Ms. Tan’s journey to Chengdu was never something she had planned. “I clicked on a job posting almost by accident,” she recalls with a laugh. A friend had encouraged her, saying it would be a chance to see the world. “Knowledge in a book will always belong to someone else—but when you live it, it becomes your own perspective.”
So, she packed her bags, left Malaysia, and set out on an unexpected adventure. Later then, becoming one of KCS’s founding teachers. She still remembers carrying a heavy cupboard by herself to set up her first classroom, back when the campus was little more than bare walls and open spaces.“It was exhausting,” she admits, “but also unforgettable. Not every teacher gets the rare chance to witness a school grow from nothing. To build and grow alongside the students—that is something truly special.”

In Ms. Tan’s classroom, laughter often weaves seamlessly with moments of serious reflection. She has a gift for making science feel alive—turning something as ordinary as a daily habit, a workout routine, or even the fizz of a soda into a gateway for discovery.Yet, what her students take away is more than knowledge—it is hope. She remembers one student who was ready to give up, weighed down by both academic and personal struggles. With quiet patience and gentle encouragement, she helped her find her confidence and motivation again.
“Later she told me, ‘Teacher, you probably didn’t realize it, but you changed my life.’” Ms. Tan smiles at the memory. “Moments like that remind me why I teach. Scores are important, yes, but guiding a child to rediscover their own light—that’s what truly keeps me going.”

At last year’s Science Fair, one group of students left a lasting impression on Ms. Tan. Instead of stopping at the classroom experiments, they ventured out to a nearby pond, collected water samples, and set out to test the water quality.

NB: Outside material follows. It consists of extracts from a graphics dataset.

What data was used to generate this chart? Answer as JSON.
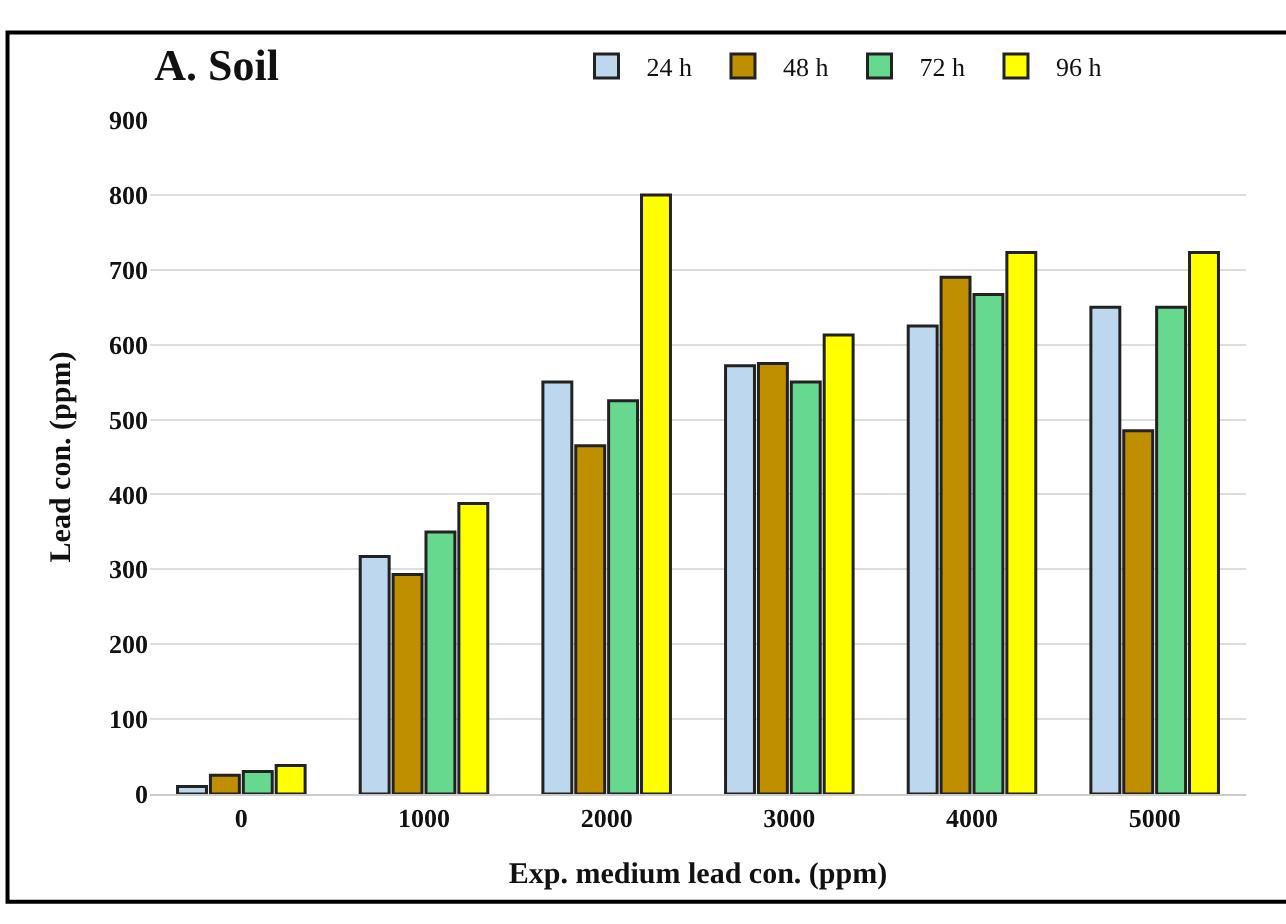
{
  "chart_data": {
    "type": "bar",
    "title": "A. Soil",
    "xlabel": "Exp. medium lead con. (ppm)",
    "ylabel": "Lead con. (ppm)",
    "categories": [
      "0",
      "1000",
      "2000",
      "3000",
      "4000",
      "5000"
    ],
    "series": [
      {
        "name": "24 h",
        "color": "#bdd7ee",
        "values": [
          10,
          317,
          550,
          572,
          625,
          650
        ]
      },
      {
        "name": "48 h",
        "color": "#bf8f00",
        "values": [
          25,
          293,
          465,
          575,
          690,
          485
        ]
      },
      {
        "name": "72 h",
        "color": "#66d98f",
        "values": [
          30,
          350,
          525,
          550,
          667,
          650
        ]
      },
      {
        "name": "96 h",
        "color": "#ffff00",
        "values": [
          38,
          388,
          800,
          613,
          723,
          723
        ]
      }
    ],
    "ylim": [
      0,
      900
    ],
    "yticks": [
      0,
      100,
      200,
      300,
      400,
      500,
      600,
      700,
      800,
      900
    ],
    "grid": "y",
    "legend": "top"
  }
}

With curiosity leading the way, they even brainstormed simple, homemade methods to purify the water. The results were far from perfect—their prototype was nowhere near commercial level, and of course, it couldn’t solve water scarcity. But to Ms. Tan, that wasn’t the point. What mattered was the process: students drawing inspiration from everyday life, daring to ask their own questions, and seeking answers through science. “They didn’t walk away with a ‘perfect solution,’” she reflects, “but they did walk away with something more important: the habit of asking, ‘Is my water really clean? How can science make life better?’ And that, to me, is the true meaning of the Science Fair.”

For Ms. Tan, teaching has never been about simply transferring knowledge—it has always been about preparing her students to face the unknown with courage. She often reminds them that science, much like life, is unpredictable. “Experiments don’t always work. You can prepare for days, only to see your data go completely wrong,” she says with a gentle smile. “But that doesn’t mean it was wasted. Failure itself is part of science.”To her, mistakes are never failures but stepping stones, guiding students closer to discovery. She believes the true spirit of science lies not in perfection, but in the willingness to keep asking, keep testing, and keep exploring—even when the outcome is uncertain. If her students leave her class with the simple habit of asking “why” a little more often in their daily lives, she considers that her greatest success.

From Malaysia to China, from a young teacher to one of the founding members of KCS, Angel Tan has carried her passion for education unwaveringly.In her classroom, students are not passive listeners, but explorers—small scientists discovering the world for themselves. And maybe that’s why science, in her lessons, is not dry but alive: a journey of surprise, courage, and warmth.“If I can be a beam of light in my students’ lives—if even for a moment they feel hopeful because of something I did—then every hardship has been worth it,” Ms. Tan says.